Bob Arum said Julio Cesar Chavez could fight Brian Vera next, and eventually, Andre Ward.
THE RING Magazine February issue: At a glance
The cover story in the February 2013 issue of THE RING Magazine, which is on newsstands now, is a look at Floyd Mayweather Jr. and where the 35-year-old "Money" stands going into 2013.
Floyd Mayweather Jr. might’ve slipped just a tad in terms of his boxing ability. And, who knows, maybe a short stint in jail has made him wiser.
Make no mistake, though: Mayweather remains the most-formidable fighter in the world until someone can prove otherwise and he has the same prickly personality he has always had as he enters 2013.
Still formidable? Mayweather’s record remains perfect in spite of surprising resistance from Miguel Cotto in last fight. Still ornery? He and advisor Leonard Ellerbe refused to speak to THE RING because Mayweather and Manny Pacquiao shared the top spot in the magazine’s pound-for-pound rankings at the time.
In Mayweather at 35, our cover story in the February 2013 issue, regular contributor Bernard Fernandez takes a look where Mayweather stands in his career and life as another chapter begins.
Only one thing is certain: It won’t be boring.
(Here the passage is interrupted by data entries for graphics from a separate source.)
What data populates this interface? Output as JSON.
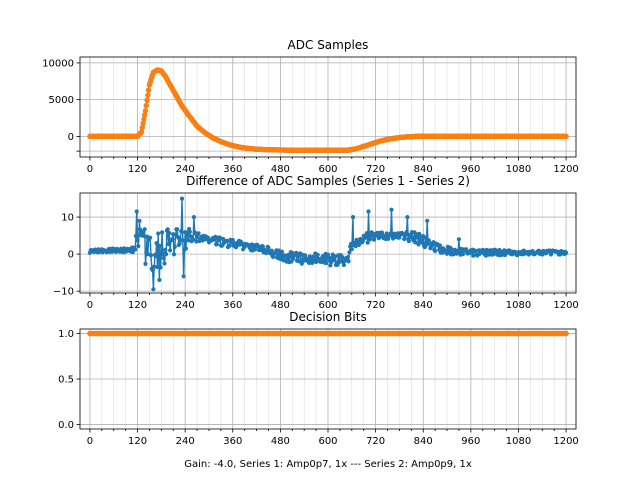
{
  "colors": {
    "series1": "#1f77b4",
    "series2": "#ff7f0e",
    "grid": "#cccccc",
    "axis": "#000000"
  },
  "footer_label": "Gain: -4.0, Series 1: Amp0p7, 1x --- Series 2: Amp0p9, 1x",
  "chart_data": [
    {
      "id": "adc",
      "type": "line",
      "title": "ADC Samples",
      "xlim": [
        -25,
        1225
      ],
      "ylim": [
        -2800,
        10800
      ],
      "xticks": [
        0,
        120,
        240,
        360,
        480,
        600,
        720,
        840,
        960,
        1080,
        1200
      ],
      "xtick_labels": [
        "0",
        "120",
        "240",
        "360",
        "480",
        "600",
        "720",
        "840",
        "960",
        "1080",
        "1200"
      ],
      "minor_xtick_step": 30,
      "yticks": [
        -2000,
        0,
        5000,
        10000
      ],
      "ytick_labels": [
        "",
        "0",
        "5000",
        "10000"
      ],
      "grid": true,
      "series": [
        {
          "name": "Series 1",
          "color": "#1f77b4",
          "marker": "dot",
          "points": [
            [
              0,
              0
            ],
            [
              100,
              0
            ],
            [
              120,
              0
            ],
            [
              130,
              600
            ],
            [
              140,
              3500
            ],
            [
              150,
              7000
            ],
            [
              160,
              8700
            ],
            [
              170,
              9050
            ],
            [
              180,
              8900
            ],
            [
              190,
              8200
            ],
            [
              200,
              7200
            ],
            [
              215,
              5800
            ],
            [
              230,
              4300
            ],
            [
              250,
              2800
            ],
            [
              270,
              1400
            ],
            [
              290,
              500
            ],
            [
              310,
              -200
            ],
            [
              330,
              -700
            ],
            [
              350,
              -1100
            ],
            [
              380,
              -1500
            ],
            [
              420,
              -1750
            ],
            [
              480,
              -1850
            ],
            [
              560,
              -1880
            ],
            [
              620,
              -1880
            ],
            [
              650,
              -1860
            ],
            [
              670,
              -1700
            ],
            [
              690,
              -1350
            ],
            [
              710,
              -1000
            ],
            [
              730,
              -650
            ],
            [
              750,
              -400
            ],
            [
              780,
              -150
            ],
            [
              800,
              -50
            ],
            [
              820,
              0
            ],
            [
              1200,
              0
            ]
          ]
        },
        {
          "name": "Series 2",
          "color": "#ff7f0e",
          "marker": "dot",
          "points": [
            [
              0,
              0
            ],
            [
              100,
              0
            ],
            [
              120,
              0
            ],
            [
              130,
              600
            ],
            [
              140,
              3500
            ],
            [
              150,
              7000
            ],
            [
              160,
              8700
            ],
            [
              170,
              9050
            ],
            [
              180,
              8900
            ],
            [
              190,
              8200
            ],
            [
              200,
              7200
            ],
            [
              215,
              5800
            ],
            [
              230,
              4300
            ],
            [
              250,
              2800
            ],
            [
              270,
              1400
            ],
            [
              290,
              500
            ],
            [
              310,
              -200
            ],
            [
              330,
              -700
            ],
            [
              350,
              -1100
            ],
            [
              380,
              -1500
            ],
            [
              420,
              -1750
            ],
            [
              480,
              -1850
            ],
            [
              560,
              -1880
            ],
            [
              620,
              -1880
            ],
            [
              650,
              -1860
            ],
            [
              670,
              -1700
            ],
            [
              690,
              -1350
            ],
            [
              710,
              -1000
            ],
            [
              730,
              -650
            ],
            [
              750,
              -400
            ],
            [
              780,
              -150
            ],
            [
              800,
              -50
            ],
            [
              820,
              0
            ],
            [
              1200,
              0
            ]
          ]
        }
      ]
    },
    {
      "id": "diff",
      "type": "line",
      "title": "Difference of ADC Samples (Series 1 - Series 2)",
      "xlim": [
        -25,
        1225
      ],
      "ylim": [
        -10.5,
        16.5
      ],
      "xticks": [
        0,
        120,
        240,
        360,
        480,
        600,
        720,
        840,
        960,
        1080,
        1200
      ],
      "xtick_labels": [
        "0",
        "120",
        "240",
        "360",
        "480",
        "600",
        "720",
        "840",
        "960",
        "1080",
        "1200"
      ],
      "minor_xtick_step": 30,
      "yticks": [
        -10,
        0,
        10
      ],
      "ytick_labels": [
        "−10",
        "0",
        "10"
      ],
      "grid": true,
      "series": [
        {
          "name": "Series 1 - Series 2",
          "color": "#1f77b4",
          "marker": "dot",
          "envelope": [
            [
              0,
              0.3,
              1.2
            ],
            [
              60,
              0.5,
              1.5
            ],
            [
              110,
              0.5,
              1.8
            ],
            [
              120,
              1,
              7
            ],
            [
              140,
              -3,
              7
            ],
            [
              160,
              -5,
              6
            ],
            [
              180,
              -4,
              6
            ],
            [
              200,
              -2,
              7
            ],
            [
              220,
              0,
              7
            ],
            [
              240,
              1,
              8
            ],
            [
              260,
              3,
              6
            ],
            [
              300,
              3,
              5
            ],
            [
              340,
              2,
              4.5
            ],
            [
              400,
              1,
              3
            ],
            [
              450,
              0,
              2
            ],
            [
              480,
              -2,
              1
            ],
            [
              520,
              -2.5,
              0.5
            ],
            [
              600,
              -3,
              0.3
            ],
            [
              650,
              -3.5,
              0.5
            ],
            [
              660,
              1,
              4
            ],
            [
              700,
              3,
              6
            ],
            [
              760,
              4,
              6
            ],
            [
              820,
              3,
              6
            ],
            [
              860,
              1,
              4
            ],
            [
              900,
              0,
              2
            ],
            [
              960,
              -0.5,
              1.2
            ],
            [
              1200,
              -0.3,
              1.0
            ]
          ],
          "spikes": [
            [
              118,
              11.5
            ],
            [
              125,
              9
            ],
            [
              160,
              -9.5
            ],
            [
              175,
              -7
            ],
            [
              232,
              15
            ],
            [
              236,
              -6
            ],
            [
              262,
              10
            ],
            [
              663,
              10
            ],
            [
              702,
              11.5
            ],
            [
              760,
              12
            ],
            [
              800,
              10
            ],
            [
              850,
              9
            ],
            [
              930,
              4
            ]
          ]
        }
      ]
    },
    {
      "id": "bits",
      "type": "line",
      "title": "Decision Bits",
      "xlabel": "Gain: -4.0, Series 1: Amp0p7, 1x --- Series 2: Amp0p9, 1x",
      "xlim": [
        -25,
        1225
      ],
      "ylim": [
        -0.05,
        1.05
      ],
      "xticks": [
        0,
        120,
        240,
        360,
        480,
        600,
        720,
        840,
        960,
        1080,
        1200
      ],
      "xtick_labels": [
        "0",
        "120",
        "240",
        "360",
        "480",
        "600",
        "720",
        "840",
        "960",
        "1080",
        "1200"
      ],
      "minor_xtick_step": 30,
      "yticks": [
        0.0,
        0.5,
        1.0
      ],
      "ytick_labels": [
        "0.0",
        "0.5",
        "1.0"
      ],
      "grid": true,
      "series": [
        {
          "name": "Series 1",
          "color": "#1f77b4",
          "marker": "dot",
          "points": [
            [
              0,
              1
            ],
            [
              1200,
              1
            ]
          ]
        },
        {
          "name": "Series 2",
          "color": "#ff7f0e",
          "marker": "dot",
          "points": [
            [
              0,
              1
            ],
            [
              1200,
              1
            ]
          ]
        }
      ]
    }
  ]
}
Also in the February issue, regular contributor Don Stradley tries to tell the future in What to Expect in 2013 … and What Not To. Some of the 20 items – 10 for each category – are written tongue in cheek but all of them have a ring of truth.
In Fighting On, British correspondent Gavin Evans tells the compelling story of Billy Smith. The proud journeyman from Wales was an unfathomable 13-127-2 at press time but, accepting of his role as an “opponent” for more-talented upstarts, continues to take bouts and fight his heart out.
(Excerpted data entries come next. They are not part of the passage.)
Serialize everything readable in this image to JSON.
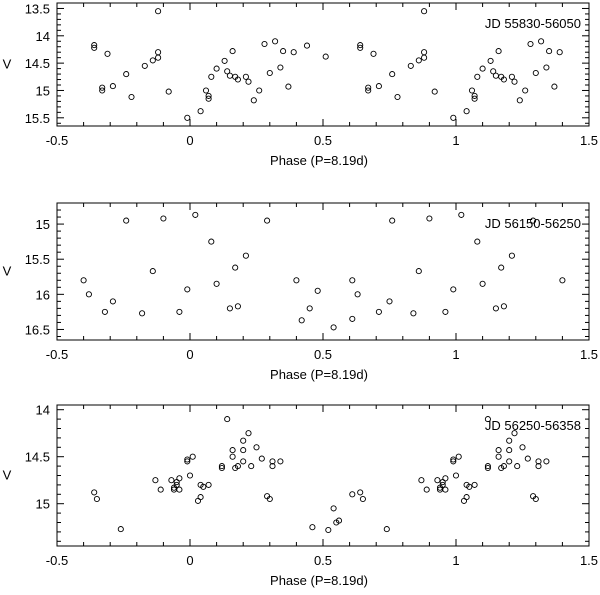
{
  "chart_data": [
    {
      "type": "scatter",
      "annotation": "JD 55830-56050",
      "xlabel": "Phase (P=8.19d)",
      "ylabel": "V",
      "xlim": [
        -0.5,
        1.5
      ],
      "ylim": [
        15.65,
        13.4
      ],
      "y_inverted": true,
      "xticks": [
        -0.5,
        0,
        0.5,
        1,
        1.5
      ],
      "xtick_labels": [
        "-0.5",
        "0",
        "0.5",
        "1",
        "1.5"
      ],
      "yticks": [
        13.5,
        14,
        14.5,
        15,
        15.5
      ],
      "ytick_labels": [
        "13.5",
        "14",
        "14.5",
        "15",
        "15.5"
      ],
      "marker": "open-circle",
      "series": [
        {
          "points": [
            [
              -0.36,
              14.17
            ],
            [
              -0.36,
              14.22
            ],
            [
              -0.33,
              14.95
            ],
            [
              -0.33,
              15.0
            ],
            [
              -0.31,
              14.33
            ],
            [
              -0.29,
              14.92
            ],
            [
              -0.24,
              14.7
            ],
            [
              -0.22,
              15.12
            ],
            [
              -0.17,
              14.55
            ],
            [
              -0.14,
              14.45
            ],
            [
              -0.12,
              14.3
            ],
            [
              -0.12,
              14.4
            ],
            [
              -0.12,
              13.55
            ],
            [
              -0.08,
              15.02
            ],
            [
              -0.01,
              15.5
            ],
            [
              0.04,
              15.38
            ],
            [
              0.06,
              15.0
            ],
            [
              0.07,
              15.1
            ],
            [
              0.07,
              15.15
            ],
            [
              0.08,
              14.75
            ],
            [
              0.1,
              14.6
            ],
            [
              0.13,
              14.46
            ],
            [
              0.14,
              14.65
            ],
            [
              0.15,
              14.73
            ],
            [
              0.16,
              14.28
            ],
            [
              0.17,
              14.75
            ],
            [
              0.18,
              14.8
            ],
            [
              0.21,
              14.75
            ],
            [
              0.22,
              14.84
            ],
            [
              0.24,
              15.18
            ],
            [
              0.26,
              15.0
            ],
            [
              0.28,
              14.15
            ],
            [
              0.3,
              14.68
            ],
            [
              0.32,
              14.1
            ],
            [
              0.34,
              14.58
            ],
            [
              0.35,
              14.28
            ],
            [
              0.37,
              14.93
            ],
            [
              0.39,
              14.3
            ],
            [
              0.44,
              14.18
            ],
            [
              0.51,
              14.38
            ],
            [
              0.64,
              14.17
            ],
            [
              0.64,
              14.22
            ],
            [
              0.67,
              14.95
            ],
            [
              0.67,
              15.0
            ],
            [
              0.69,
              14.33
            ],
            [
              0.71,
              14.92
            ],
            [
              0.76,
              14.7
            ],
            [
              0.78,
              15.12
            ],
            [
              0.83,
              14.55
            ],
            [
              0.86,
              14.45
            ],
            [
              0.88,
              14.3
            ],
            [
              0.88,
              14.4
            ],
            [
              0.88,
              13.55
            ],
            [
              0.92,
              15.02
            ],
            [
              0.99,
              15.5
            ],
            [
              1.04,
              15.38
            ],
            [
              1.06,
              15.0
            ],
            [
              1.07,
              15.1
            ],
            [
              1.07,
              15.15
            ],
            [
              1.08,
              14.75
            ],
            [
              1.1,
              14.6
            ],
            [
              1.13,
              14.46
            ],
            [
              1.14,
              14.65
            ],
            [
              1.15,
              14.73
            ],
            [
              1.16,
              14.28
            ],
            [
              1.17,
              14.75
            ],
            [
              1.18,
              14.8
            ],
            [
              1.21,
              14.75
            ],
            [
              1.22,
              14.84
            ],
            [
              1.24,
              15.18
            ],
            [
              1.26,
              15.0
            ],
            [
              1.28,
              14.15
            ],
            [
              1.3,
              14.68
            ],
            [
              1.32,
              14.1
            ],
            [
              1.34,
              14.58
            ],
            [
              1.35,
              14.28
            ],
            [
              1.37,
              14.93
            ],
            [
              1.39,
              14.3
            ]
          ]
        }
      ]
    },
    {
      "type": "scatter",
      "annotation": "JD 56150-56250",
      "xlabel": "Phase (P=8.19d)",
      "ylabel": "V",
      "xlim": [
        -0.5,
        1.5
      ],
      "ylim": [
        16.65,
        14.7
      ],
      "y_inverted": true,
      "xticks": [
        -0.5,
        0,
        0.5,
        1,
        1.5
      ],
      "xtick_labels": [
        "-0.5",
        "0",
        "0.5",
        "1",
        "1.5"
      ],
      "yticks": [
        15,
        15.5,
        16,
        16.5
      ],
      "ytick_labels": [
        "15",
        "15.5",
        "16",
        "16.5"
      ],
      "marker": "open-circle",
      "series": [
        {
          "points": [
            [
              -0.4,
              15.8
            ],
            [
              -0.38,
              16.0
            ],
            [
              -0.32,
              16.25
            ],
            [
              -0.29,
              16.1
            ],
            [
              -0.24,
              14.95
            ],
            [
              -0.18,
              16.27
            ],
            [
              -0.14,
              15.67
            ],
            [
              -0.1,
              14.92
            ],
            [
              -0.04,
              16.25
            ],
            [
              -0.01,
              15.93
            ],
            [
              0.02,
              14.87
            ],
            [
              0.08,
              15.25
            ],
            [
              0.1,
              15.85
            ],
            [
              0.15,
              16.2
            ],
            [
              0.17,
              15.62
            ],
            [
              0.18,
              16.17
            ],
            [
              0.21,
              15.45
            ],
            [
              0.29,
              14.95
            ],
            [
              0.4,
              15.8
            ],
            [
              0.42,
              16.37
            ],
            [
              0.45,
              16.2
            ],
            [
              0.48,
              15.95
            ],
            [
              0.54,
              16.47
            ],
            [
              0.61,
              16.35
            ],
            [
              0.61,
              15.8
            ],
            [
              0.63,
              16.0
            ],
            [
              0.71,
              16.25
            ],
            [
              0.75,
              16.1
            ],
            [
              0.76,
              14.95
            ],
            [
              0.84,
              16.27
            ],
            [
              0.86,
              15.67
            ],
            [
              0.9,
              14.92
            ],
            [
              0.96,
              16.25
            ],
            [
              0.99,
              15.93
            ],
            [
              1.02,
              14.87
            ],
            [
              1.08,
              15.25
            ],
            [
              1.1,
              15.85
            ],
            [
              1.15,
              16.2
            ],
            [
              1.17,
              15.62
            ],
            [
              1.18,
              16.17
            ],
            [
              1.21,
              15.45
            ],
            [
              1.29,
              14.95
            ],
            [
              1.4,
              15.8
            ]
          ]
        }
      ]
    },
    {
      "type": "scatter",
      "annotation": "JD 56250-56358",
      "xlabel": "Phase (P=8.19d)",
      "ylabel": "V",
      "xlim": [
        -0.5,
        1.5
      ],
      "ylim": [
        15.45,
        13.95
      ],
      "y_inverted": true,
      "xticks": [
        -0.5,
        0,
        0.5,
        1,
        1.5
      ],
      "xtick_labels": [
        "-0.5",
        "0",
        "0.5",
        "1",
        "1.5"
      ],
      "yticks": [
        14,
        14.5,
        15
      ],
      "ytick_labels": [
        "14",
        "14.5",
        "15"
      ],
      "marker": "open-circle",
      "series": [
        {
          "points": [
            [
              -0.36,
              14.88
            ],
            [
              -0.35,
              14.95
            ],
            [
              -0.26,
              15.27
            ],
            [
              -0.13,
              14.75
            ],
            [
              -0.11,
              14.85
            ],
            [
              -0.07,
              14.75
            ],
            [
              -0.06,
              14.85
            ],
            [
              -0.06,
              14.83
            ],
            [
              -0.05,
              14.8
            ],
            [
              -0.05,
              14.77
            ],
            [
              -0.04,
              14.85
            ],
            [
              -0.04,
              14.73
            ],
            [
              -0.01,
              14.55
            ],
            [
              -0.01,
              14.53
            ],
            [
              0.0,
              14.7
            ],
            [
              0.01,
              14.5
            ],
            [
              0.03,
              14.97
            ],
            [
              0.04,
              14.93
            ],
            [
              0.04,
              14.8
            ],
            [
              0.05,
              14.82
            ],
            [
              0.07,
              14.8
            ],
            [
              0.12,
              14.6
            ],
            [
              0.12,
              14.62
            ],
            [
              0.14,
              14.1
            ],
            [
              0.16,
              14.5
            ],
            [
              0.16,
              14.43
            ],
            [
              0.17,
              14.62
            ],
            [
              0.18,
              14.6
            ],
            [
              0.2,
              14.43
            ],
            [
              0.2,
              14.55
            ],
            [
              0.2,
              14.33
            ],
            [
              0.22,
              14.25
            ],
            [
              0.23,
              14.6
            ],
            [
              0.25,
              14.4
            ],
            [
              0.27,
              14.52
            ],
            [
              0.29,
              14.92
            ],
            [
              0.3,
              14.95
            ],
            [
              0.31,
              14.6
            ],
            [
              0.31,
              14.55
            ],
            [
              0.34,
              14.55
            ],
            [
              0.46,
              15.25
            ],
            [
              0.52,
              15.28
            ],
            [
              0.54,
              15.05
            ],
            [
              0.55,
              15.2
            ],
            [
              0.56,
              15.18
            ],
            [
              0.61,
              14.9
            ],
            [
              0.64,
              14.88
            ],
            [
              0.65,
              14.95
            ],
            [
              0.74,
              15.27
            ],
            [
              0.87,
              14.75
            ],
            [
              0.89,
              14.85
            ],
            [
              0.93,
              14.75
            ],
            [
              0.94,
              14.85
            ],
            [
              0.94,
              14.83
            ],
            [
              0.95,
              14.8
            ],
            [
              0.95,
              14.77
            ],
            [
              0.96,
              14.85
            ],
            [
              0.96,
              14.73
            ],
            [
              0.99,
              14.55
            ],
            [
              0.99,
              14.53
            ],
            [
              1.0,
              14.7
            ],
            [
              1.01,
              14.5
            ],
            [
              1.03,
              14.97
            ],
            [
              1.04,
              14.93
            ],
            [
              1.04,
              14.8
            ],
            [
              1.05,
              14.82
            ],
            [
              1.07,
              14.8
            ],
            [
              1.12,
              14.6
            ],
            [
              1.12,
              14.62
            ],
            [
              1.12,
              14.1
            ],
            [
              1.16,
              14.5
            ],
            [
              1.16,
              14.43
            ],
            [
              1.17,
              14.62
            ],
            [
              1.18,
              14.6
            ],
            [
              1.2,
              14.43
            ],
            [
              1.2,
              14.55
            ],
            [
              1.2,
              14.33
            ],
            [
              1.22,
              14.25
            ],
            [
              1.23,
              14.6
            ],
            [
              1.25,
              14.4
            ],
            [
              1.27,
              14.52
            ],
            [
              1.29,
              14.92
            ],
            [
              1.3,
              14.95
            ],
            [
              1.31,
              14.6
            ],
            [
              1.31,
              14.55
            ],
            [
              1.34,
              14.55
            ]
          ]
        }
      ]
    }
  ]
}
Regular contributor Norm Frauenheim writes in Built for Slaughter that brawler Brandon Rios has tapped into fans’ lust for carnage as well as anyone in the sport, making him one of the most-popular boxers on the planet.
THE RING bids a sad farewell to three important figures in the issue, trainer Emanuel Steward in A Boxing Tragedy, former two-division champion (when it really meant something) Carmen Basilio in Forever the Champ and Hector Camacho Sr. in A Classic Character.
In Doggedly Forward, contributor Bart Barry chronicles the return of slugger Alfredo Angulo after a difficult period in the Mexican’s life.
And, in Letters from Europe, UK correspondent Gareth A Davies writes that Nathan Cleverly plans to spend more time in the United States to further his boxing education.